# Canon 60D, 700D or some other



## izzikio_rage (May 2, 2014)

Need to buy a DSLR for a friend. They're planning to spend about 50k on the camera + kit lens. What would be a better option, going for the older but tried and trusted 60D or the new 700D (which is almost at a 15k premium). Or is there a competitor from nikon that might be a better bet?


----------



## nac (May 2, 2014)

I would prefer 60D over 700D. From Nikon you can get D7000.


----------



## The Incinerator (May 2, 2014)

700D and 70D have faster focus in low light as well as live view. 60D though great is old now.


----------



## sujoyp (May 2, 2014)

60D is old now , Nikon D7000 is better than that...700D is overpriced right now, its a 600D range DSLR not worth spending that much ...70D is very good but cost is high ....Technically Nikon D5200 is best deal right now....and if you are ok with the age of D7000 then its very good for 45k body

- - - Updated - - -

btw did someone checked the price of canon lenses ....canon have increased the prices further 
55-250 now cost 17k 
and canon 50mm 1.8 cost 7k   where nikon 50mm 1.8 AFS cost 8k

Prices taken from flipkart

- - - Updated - - -

If you want to go only for canon then get 700D ...it have some new technologies under the hood..


----------



## izzikio_rage (May 2, 2014)

no there is no special love for canon. I had the same feeling that the 700D is very similar to the 650D and probably not worth the price. But the next best option seems to be the 60D which is almost 2-3 years old. Even in the nikon stables the D7000 is 2 years old as you said. 

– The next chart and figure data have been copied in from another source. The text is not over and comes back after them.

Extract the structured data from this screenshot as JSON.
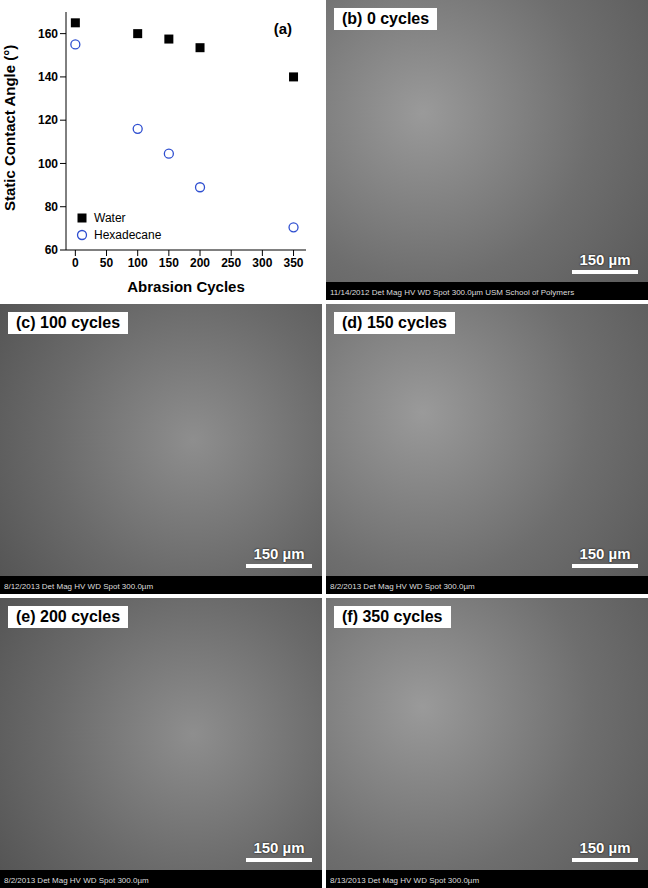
{
  "chart_data": {
    "type": "scatter",
    "panel": "(a)",
    "xlabel": "Abrasion Cycles",
    "ylabel": "Static Contact Angle (°)",
    "xlim": [
      -15,
      370
    ],
    "xticks": [
      0,
      50,
      100,
      150,
      200,
      250,
      300,
      350
    ],
    "ylim": [
      60,
      170
    ],
    "yticks": [
      60,
      80,
      100,
      120,
      140,
      160
    ],
    "legend": "lower left",
    "grid": false,
    "series": [
      {
        "name": "Water",
        "color": "#000000",
        "marker": "square",
        "x": [
          0,
          100,
          150,
          200,
          350
        ],
        "values": [
          165,
          160,
          157.5,
          153.5,
          140
        ]
      },
      {
        "name": "Hexadecane",
        "color": "#2f4fd0",
        "marker": "open_circle",
        "x": [
          0,
          100,
          150,
          200,
          350
        ],
        "values": [
          155,
          116,
          104.5,
          89,
          70.5
        ]
      }
    ]
  },
  "images": [
    {
      "label": "(b) 0 cycles",
      "scale_bar": "150 µm",
      "footer": "11/14/2012 Det Mag HV WD Spot 300.0µm USM School of Polymers"
    },
    {
      "label": "(c) 100 cycles",
      "scale_bar": "150 µm",
      "footer": "8/12/2013 Det Mag HV WD Spot 300.0µm"
    },
    {
      "label": "(d) 150 cycles",
      "scale_bar": "150 µm",
      "footer": "8/2/2013 Det Mag HV WD Spot 300.0µm"
    },
    {
      "label": "(e) 200 cycles",
      "scale_bar": "150 µm",
      "footer": "8/2/2013 Det Mag HV WD Spot 300.0µm"
    },
    {
      "label": "(f) 350 cycles",
      "scale_bar": "150 µm",
      "footer": "8/13/2013 Det Mag HV WD Spot 300.0µm"
    }
  ]
}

What would a good option be? going for these older bodies and getting a prime lens in the same money or going for a newer body and buying the lenses later?


----------



## nac (May 2, 2014)

^^ It's still selling around 10k. I guess 17k is MRP and 50mm have been selling around 7k since last price hike.

Sujoy didn't mind about the age of the camera when he bought D7000 just few months ago. So don't bother about the age...


----------



## sujoyp (May 2, 2014)

After getting D7000 you wont miss anything at all...It have all the features required in a semipro DSLR ....after D7000 its straightway D7100 and 70D which cost almost 25k more


----------



## izzikio_rage (May 2, 2014)

then I guess I'll start figuring out how to convince them to get the D7000. Maybe just to make things interesting I'll also introduce a mirrorless into the mix, the sony a6000 perhaps


----------



## nac (May 2, 2014)

What's your plan? Make them drop the idea of buying a DSLR by confusing them with too many choices?  Just kidding... 

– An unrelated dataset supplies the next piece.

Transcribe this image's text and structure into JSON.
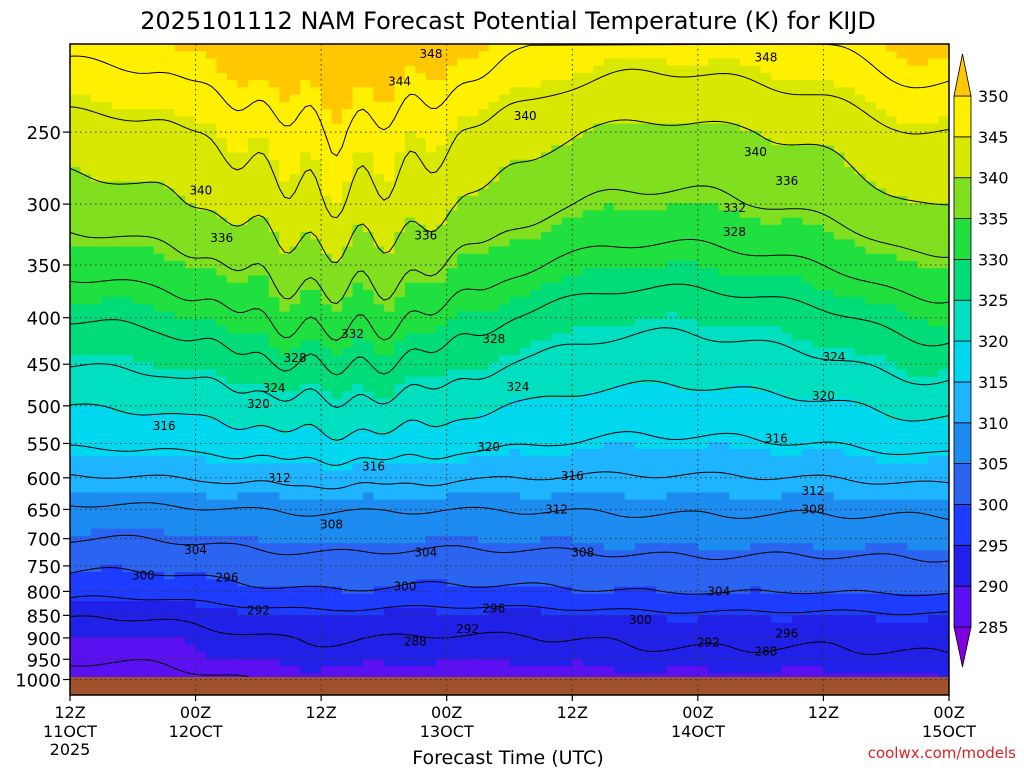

By the way, I thought they were thinking of DSLR.


----------



## sujoyp (May 2, 2014)

I wish we could consider mirrorless too....Sony is a very good contender right now...but they release too many cameras with different type of names...I get mixed up ...I think sony A57 is D7000 equivalent ...but donno the price range of A6000


----------



## izzikio_rage (May 2, 2014)

nac said:


> What's your plan? Make them drop the idea of buying a DSLR by confusing them with too many choices?  Just kidding...



That will anyhow end up happening, wait till I start telling them about propitiatory flash/lens systems etc. <I don't know how to put a smiley>



sujoyp said:


> I wish we could consider mirrorless too....Sony is a very good contender right now...but they release too many cameras with different type of names...I get mixed up ...I think sony A57 is D7000 equivalent ...but donno the price range of A6000



Sony's mapping is crazy, last I checked the NEX6 was a fair contender to the T4i (650D) so I guess the yet to be released in india a6000 would give the 700D a run for it's money. It costs about $648 so round 40k odd. It has gotten some very impressive reviews, but people in general don't seem to consider mirror less cams as proper pro cams


----------



## sujoyp (May 2, 2014)

amlan problem with sony is mixed up names...mirrorless is the next big thing...and slowly everything will be mirrorless...but now I donno if A6000 can use sony alpha series of lenses or nex series of lenses ...why they complicate things


----------



## sameerdatta (May 2, 2014)

Nikon D5300 + 18-55mm 45000 (snapdeal)

It is currently the best DSLR In the range in terms of pure Photo Quality, if you are heavily into video then the cannon is better in terms of movement focus. I would personally suggest the Nikon but with the 18-104mm or 18-140mm (the 18-55 is a crap lens)


I hope this helps


----------